Pour ou contre la Saint-Valentin : le débat se poursuit

 

(Le texte ci-dessous commente un billet publié le 10 février 2010 dans le blogue des Éditions de l’Homme par Geneviève Parent, sexologue clinicienne, sexoanalyste et psychothérapeute, auteure de L’intimité harmonieuse.)

Chère Geneviève Parent,

Votre billet me donne terriblement envie d’exposer ma vision des relations hommes-femmes au Québec et le rôle joué par la Saint-Valentin. Je vais tenter de m’exprimer le plus clairement possible. Je dis bien «tenter», parce qu’il me semble toujours difficile de décrire notre concentré national de contradictions et de paradoxes. (J’ai essayé du mieux que j’ai pu dans le livre Les Québécois ne veulent plus draguer…, mais je n’ai pas la prétention d’avoir fait le tour de la question, ni d’avoir épuisé le sujet.)

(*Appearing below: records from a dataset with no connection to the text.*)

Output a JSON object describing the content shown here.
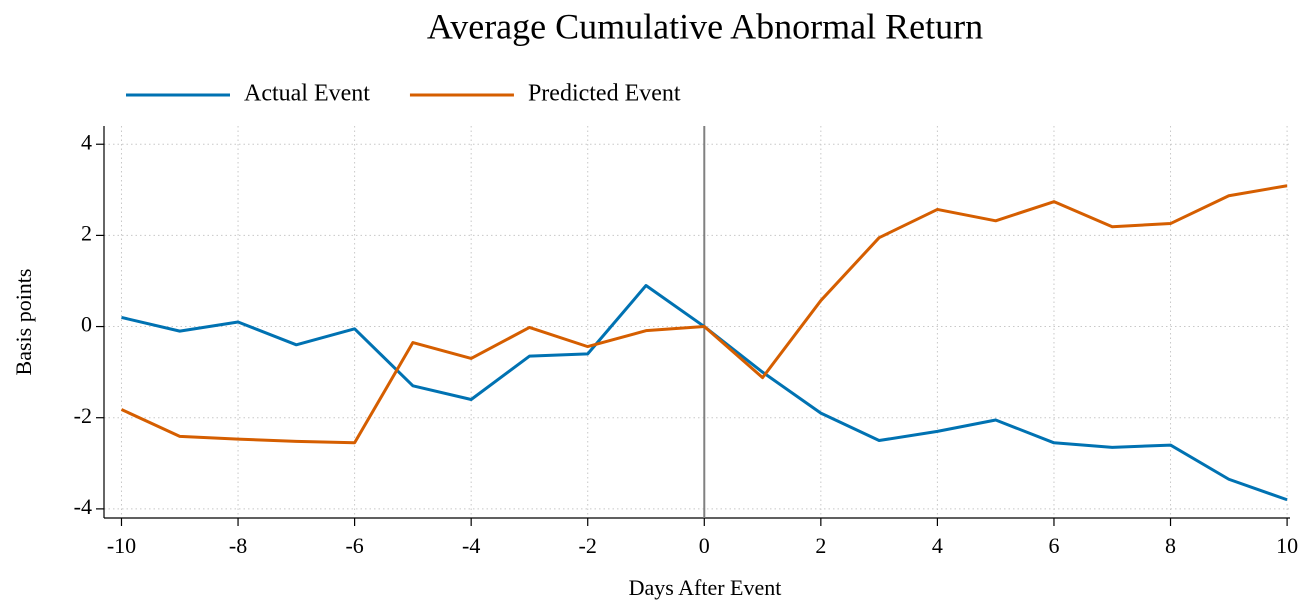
{
  "chart_data": {
    "type": "line",
    "title": "Average Cumulative Abnormal Return",
    "x_label": "Days After Event",
    "y_label": "Basis points",
    "x": [
      -10,
      -9,
      -8,
      -7,
      -6,
      -5,
      -4,
      -3,
      -2,
      -1,
      0,
      1,
      2,
      3,
      4,
      5,
      6,
      7,
      8,
      9,
      10
    ],
    "series": [
      {
        "name": "Actual Event",
        "color": "#0072b2",
        "values": [
          0.2,
          -0.1,
          0.1,
          -0.4,
          -0.05,
          -1.3,
          -1.6,
          -0.65,
          -0.6,
          0.9,
          0,
          -1.0,
          -1.9,
          -2.5,
          -2.3,
          -2.05,
          -2.55,
          -2.65,
          -2.6,
          -3.35,
          -3.8
        ]
      },
      {
        "name": "Predicted Event",
        "color": "#d55e00",
        "values": [
          -1.82,
          -2.41,
          -2.47,
          -2.52,
          -2.55,
          -0.35,
          -0.7,
          -0.02,
          -0.44,
          -0.09,
          0,
          -1.12,
          0.57,
          1.95,
          2.57,
          2.32,
          2.74,
          2.19,
          2.26,
          2.87,
          3.09
        ]
      }
    ],
    "xlim": [
      -10.3,
      10.05
    ],
    "ylim": [
      -4.2,
      4.4
    ],
    "xticks": [
      -10,
      -8,
      -6,
      -4,
      -2,
      0,
      2,
      4,
      6,
      8,
      10
    ],
    "yticks": [
      -4,
      -2,
      0,
      2,
      4
    ],
    "grid": true,
    "vline": 0,
    "vline_color": "#808080",
    "legend": "top-left"
  }
}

J’ai une meilleure compréhension des relations hommes-femmes au Québec depuis que j’ai saisi à quel point les Québécois francophones constituent un peuple d’extrémistes. Je ne parle pas ici d’extrémisme idéologique ou politique, par exemple d’extrême-gauche ou d’extrême droite (sur le plan politique, les Québécois sont plutôt centristes tendance progressiste, pragmatiques, avec un souci marqué pour le consensus démocratique). Quand j’utilise le mot «extrémistes» pour qualifier les Québécois, je veux dire par là qu’ils passent très aisément d’un extrême à une autre. Je dirais même que nous sommes les champions du monde de la table rase, du bébé jeté avec l’eau du bain, de l’éternel recommencement.

Pour s’en convaincre, il suffit de prendre la mesure des immenses changements survenus dans la société québécoise depuis la Révolution tranquille, soit depuis 1960. Ainsi, en seulement un demi-siècle…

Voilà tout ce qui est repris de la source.